X11 Window forwarding - Remote Gnome session?

AkleyMac

Registered
Hello,

My university currently allows me to connect to their Linux servers with SSH, and to use graphical applications with X11 window forwarding (using the -X option at SSH login).

I was wandering if anyone knew how to start a remote Gnome session (not just the terminal in SSH, but using the GUI). I have got it to almost work by connecting with SSH and executing:

'gnome &'

I get the splash screen, and the toolbar appears at the bottom of the screen, but then the desktop moves between my two displays in such a way as to make it unusable - the toolbar disappears of the bottom along with half of the desktop, and I can't move the window.

I have read that Apple have used some strange display options with X11, but don't know how to change them. Any help would be much appreciated!

I am using OS X 10.5.6 on a MacBook Pro, with my desktop extended across two monitors (which I think may be why this doesn't work...).

Thanks in advance!
Tom
 
You'd have to type "gnome-session" at the command prompt after you've SSHed in. If you're on your Mac, remember that you'd have to launch X11 first and use the xterm terminal to SSH to their GNU/Linux servers (at least that's how it's been up to 10.4, not sure yet about 10.5).

Also remember that it will probably be somewhat slow, especially if you're loading the entire GNOME desktop environment. I usually just launch specific apps that I need so as not to saturate the bandwidth available to me with something as large as GNOME.
 
Hi nix,

Thanks for the reply - I just tried logging in with SSH and launching gone-session all from xterm, but it still seems to be doing something weird with the displays. I'm thinking this may be a problem with the X11 settings...
 
I've never managed to get this working well. I think (could be wrong) the main problem is that Gnome wants to use its own window manager, which it can't do remotely, since OS X's X11 is acting as the window manager. When I tried to launch a whole session, my keyboard input also became garbled.

I agree with nixgeek; it's best to launch just the apps you need. Start with gnome-panel and you'll get your familiar menu bar and task bar.

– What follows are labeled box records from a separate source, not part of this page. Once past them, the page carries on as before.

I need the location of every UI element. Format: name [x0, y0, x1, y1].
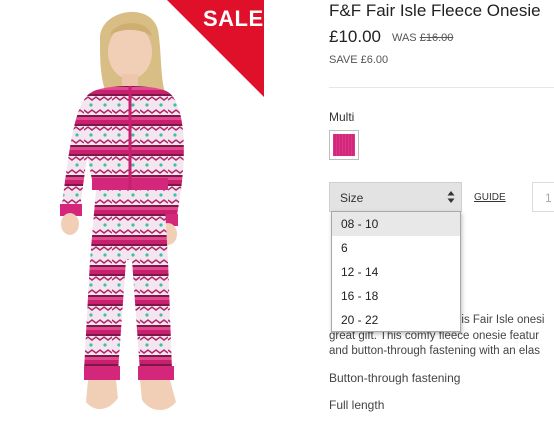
description-line: and button-through fastening with an ela… [329, 345, 540, 357]
size-option[interactable]: 16 - 18 [332, 284, 460, 308]
size-option[interactable]: 12 - 14 [332, 260, 460, 284]
quantity-value: 1 [545, 191, 552, 205]
sale-badge-text: SALE [203, 6, 264, 31]
colour-swatch[interactable] [329, 130, 359, 160]
colour-label: Multi [329, 110, 355, 124]
size-option[interactable]: 20 - 22 [332, 308, 460, 332]
current-price: £10.00 [329, 27, 381, 46]
size-dropdown-list[interactable]: 08 - 10 6 12 - 14 16 - 18 20 - 22 [331, 211, 461, 332]
size-option[interactable]: 6 [332, 236, 460, 260]
size-select[interactable]: Size [329, 182, 462, 212]
save-amount: SAVE £6.00 [329, 54, 389, 66]
size-option[interactable]: 08 - 10 [332, 212, 460, 236]
size-select-label: Size [340, 191, 364, 205]
quantity-field[interactable]: 1 [532, 182, 554, 212]
divider [329, 87, 554, 88]
size-guide-link[interactable]: GUIDE [474, 192, 506, 203]
was-price: WAS £16.00 [392, 32, 453, 44]
was-label: WAS [392, 32, 417, 44]
product-title: F&F Fair Isle Fleece Onesie [329, 1, 541, 20]
colour-swatch-fill [333, 134, 355, 156]
feature-item: Button-through fastening [329, 371, 461, 385]
was-price-value: £16.00 [419, 32, 454, 44]
select-arrows-icon [447, 191, 455, 203]
feature-item: Full length [329, 398, 385, 412]
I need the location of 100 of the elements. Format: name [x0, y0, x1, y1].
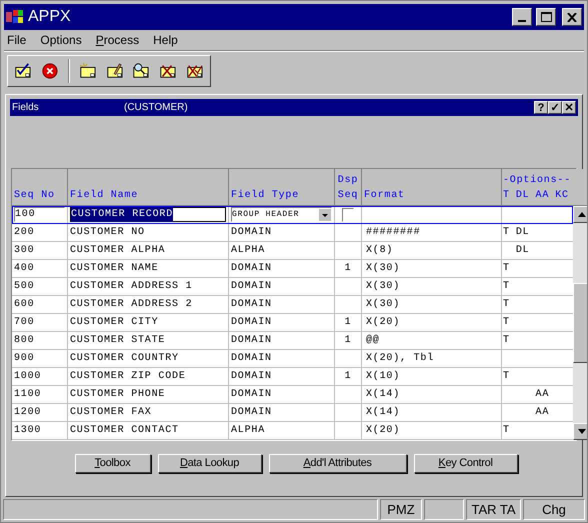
table-cell-text: ALPHA — [231, 244, 266, 258]
table-row[interactable]: 700 CUSTOMER CITY DOMAIN 1 X(20) T — [12, 314, 573, 332]
seq-input[interactable]: 100 — [14, 207, 65, 222]
table-row[interactable]: 800 CUSTOMER STATE DOMAIN 1 @@ T — [12, 332, 573, 350]
inner-window-title: Fields — [12, 101, 40, 115]
table-cell-text: DOMAIN — [231, 352, 272, 366]
table-cell-text: DOMAIN — [231, 316, 272, 330]
title-bar-button[interactable]: ✕ — [562, 101, 576, 114]
action-button[interactable]: Add'l Attributes — [268, 454, 406, 473]
table-cell-text: CUSTOMER FAX — [70, 406, 152, 420]
table-row[interactable]: 300 CUSTOMER ALPHA ALPHA X(8) DL — [12, 242, 573, 260]
scroll-down-icon[interactable] — [578, 429, 586, 434]
table-cell-text: DOMAIN — [231, 298, 272, 312]
table-cell-text: DOMAIN — [231, 370, 272, 384]
table-row[interactable]: 900 CUSTOMER COUNTRY DOMAIN X(20), Tbl — [12, 350, 573, 368]
table-cell-text: CUSTOMER COUNTRY — [70, 352, 179, 366]
table-cell-text: X(14) — [366, 388, 400, 402]
menu-item[interactable]: Help — [153, 31, 178, 49]
table-row[interactable]: 1200 CUSTOMER FAX DOMAIN X(14) AA — [12, 404, 573, 422]
table-cell-text: CUSTOMER CITY — [70, 316, 158, 330]
table-cell-text: DOMAIN — [231, 226, 272, 240]
table-cell-text: X(30) — [366, 262, 400, 276]
table-cell-text: X(20) — [366, 424, 400, 438]
option-label: DL — [516, 227, 530, 238]
table-cell-text: X(8) — [366, 244, 394, 258]
table-cell-text: 800 — [14, 334, 34, 348]
table-cell-text: 1300 — [14, 424, 42, 438]
status-panel — [424, 499, 464, 520]
action-button[interactable]: Toolbox — [74, 454, 150, 473]
option-label: T — [503, 281, 510, 292]
inner-window-subtitle: (CUSTOMER) — [124, 101, 188, 115]
title-bar-button[interactable]: ? — [534, 101, 548, 114]
table-row[interactable]: 600 CUSTOMER ADDRESS 2 DOMAIN X(30) T — [12, 296, 573, 314]
action-button[interactable]: Data Lookup — [158, 454, 262, 473]
table-cell-text: 1 — [344, 370, 352, 384]
table-cell-text: DOMAIN — [231, 406, 272, 420]
table-cell-text: CUSTOMER CONTACT — [70, 424, 179, 438]
table-cell-text: ALPHA — [231, 424, 266, 438]
table-cell-text: 1 — [344, 316, 352, 330]
table-cell-text: X(20) — [366, 316, 400, 330]
table-row[interactable]: 500 CUSTOMER ADDRESS 1 DOMAIN X(30) T — [12, 278, 573, 296]
status-text: PMZ — [387, 500, 415, 519]
table-cell-text: ######## — [366, 226, 420, 240]
table-cell-text: 300 — [14, 244, 34, 258]
option-label: T — [503, 299, 510, 310]
table-row[interactable]: 200 CUSTOMER NO DOMAIN ######## T DL — [12, 224, 573, 242]
menu-item[interactable]: Process — [96, 31, 140, 49]
table-cell-text: 500 — [14, 280, 34, 294]
name-input[interactable]: CUSTOMER RECORD — [70, 207, 226, 222]
close-button[interactable] — [562, 8, 582, 26]
table-cell-text: X(30) — [366, 298, 400, 312]
table-cell-text: 1 — [344, 262, 352, 276]
table-row[interactable]: 1100 CUSTOMER PHONE DOMAIN X(14) AA — [12, 386, 573, 404]
menu-item[interactable]: File — [7, 31, 26, 49]
option-label: T — [503, 335, 510, 346]
vertical-scrollbar[interactable] — [573, 206, 587, 440]
table-cell-text: DOMAIN — [231, 280, 272, 294]
menu-item[interactable]: Options — [40, 31, 82, 49]
table-cell-text: CUSTOMER PHONE — [70, 388, 166, 402]
option-label: AA — [536, 407, 550, 418]
table-cell-text: DOMAIN — [231, 262, 272, 276]
maximize-button[interactable] — [536, 8, 556, 26]
table-cell-text: CUSTOMER ADDRESS 2 — [70, 298, 192, 312]
status-text: TAR TA — [471, 500, 516, 519]
option-label: DL — [516, 245, 530, 256]
option-label: T — [503, 317, 510, 328]
option-label: AA — [536, 389, 550, 400]
table-row[interactable]: 100 CUSTOMER RECORD GROUP HEADER — [12, 206, 573, 224]
table-row[interactable]: 400 CUSTOMER NAME DOMAIN 1 X(30) T — [12, 260, 573, 278]
table-row[interactable]: 1000 CUSTOMER ZIP CODE DOMAIN 1 X(10) T — [12, 368, 573, 386]
table-cell-text: CUSTOMER NAME — [70, 262, 158, 276]
app-logo-icon — [6, 9, 24, 25]
scroll-up-icon[interactable] — [578, 212, 586, 217]
table-cell-text: 400 — [14, 262, 34, 276]
table-cell-text: X(10) — [366, 370, 400, 384]
table-cell-text: X(20), Tbl — [366, 352, 434, 366]
table-cell-text: 1 — [344, 334, 352, 348]
action-button[interactable]: Key Control — [414, 454, 518, 473]
option-label: T — [503, 425, 510, 436]
table-cell-text: CUSTOMER ZIP CODE — [70, 370, 186, 384]
table-cell-text: CUSTOMER STATE — [70, 334, 166, 348]
minimize-button[interactable] — [512, 8, 532, 26]
table-cell-text: X(30) — [366, 280, 400, 294]
table-cell-text: 200 — [14, 226, 34, 240]
table-cell-text: @@ — [366, 334, 380, 348]
table-cell-text: DOMAIN — [231, 388, 272, 402]
cancel-icon[interactable] — [40, 61, 59, 81]
type-dropdown[interactable]: GROUP HEADER — [231, 207, 332, 222]
table-row[interactable]: 1300 CUSTOMER CONTACT ALPHA X(20) T — [12, 422, 573, 440]
table-cell-text: X(14) — [366, 406, 400, 420]
option-label: T — [503, 227, 510, 238]
option-label: T — [503, 371, 510, 382]
table-cell-text: 1100 — [14, 388, 42, 402]
table-cell-text: CUSTOMER NO — [70, 226, 145, 240]
title-bar-button[interactable]: ✓ — [548, 101, 562, 114]
table-cell-text: CUSTOMER ALPHA — [70, 244, 166, 258]
table-cell-text: 700 — [14, 316, 34, 330]
table-cell-text: 900 — [14, 352, 34, 366]
dsp-seq-input[interactable] — [342, 208, 354, 222]
window-title: APPX — [28, 7, 71, 27]
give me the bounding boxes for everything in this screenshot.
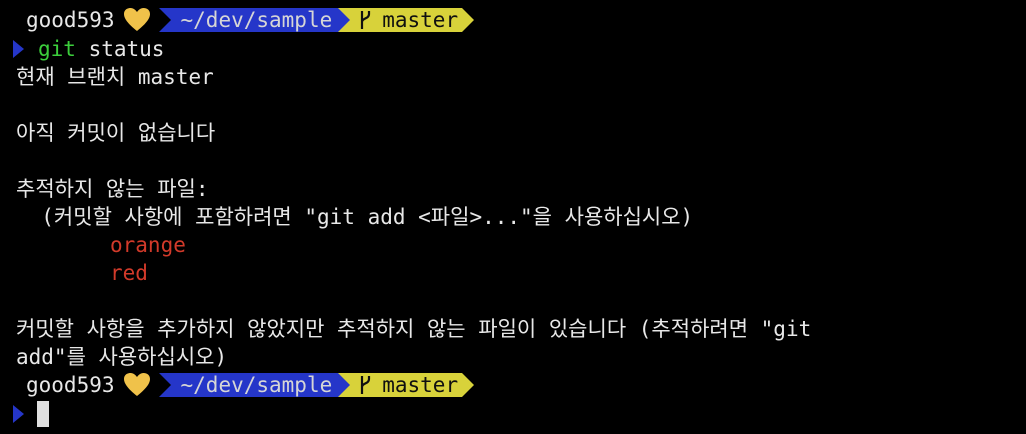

Most of the time, Nautilus (Gnome's file manager/desktop) doesn't seem to want to display a desktop, and the other half, it displays the desktop above every window instead of below (!). I have made this work on occasion, but I honestly don't know how. It's not reliable.

You'll probably want to use a file manager besides Nautilus, like Thunar, or use the --no-desktop option of nautilus.

I haven't tried this with any other DE yet. Maybe I'd have better luck with a lightweight DE like XFCE.
 
It might have something to do with how GNOME is configured on those servers.

I just tried to SSH to my Slackware box from my iMac running Tiger (hence the delay in my post...see below :p), and I was able to launch KDE. When I tried to launch XFCE, I got a strange error stating that there might be a bug in this particular X11 session (the one from Tiger) preventing XFCE from launching. YMMV in terms of launching full-scale desktop environments through SSH port forwarding, but launching only the apps you need should work just fine.

...Oh, and what Mikuro said, too... :D
 
Thanks for the replies!

As Mikuro suggested, I tried gnome-panel, which is pretty much what I needed (sorry, I'm not all that familiar with Linux yet, but like what I have seen so far :))

The start and task bar seem to work great in X11, so thanks! And I can launch apps fine, so I'm sorted. Thanks!
 
I'm trying that stuff since a while. Especially the gnome-session.
The "gnome-panel"-stuff works great for me. Many thanks.
Last thing to do will be a nice bash/Apple-script automating the whole process.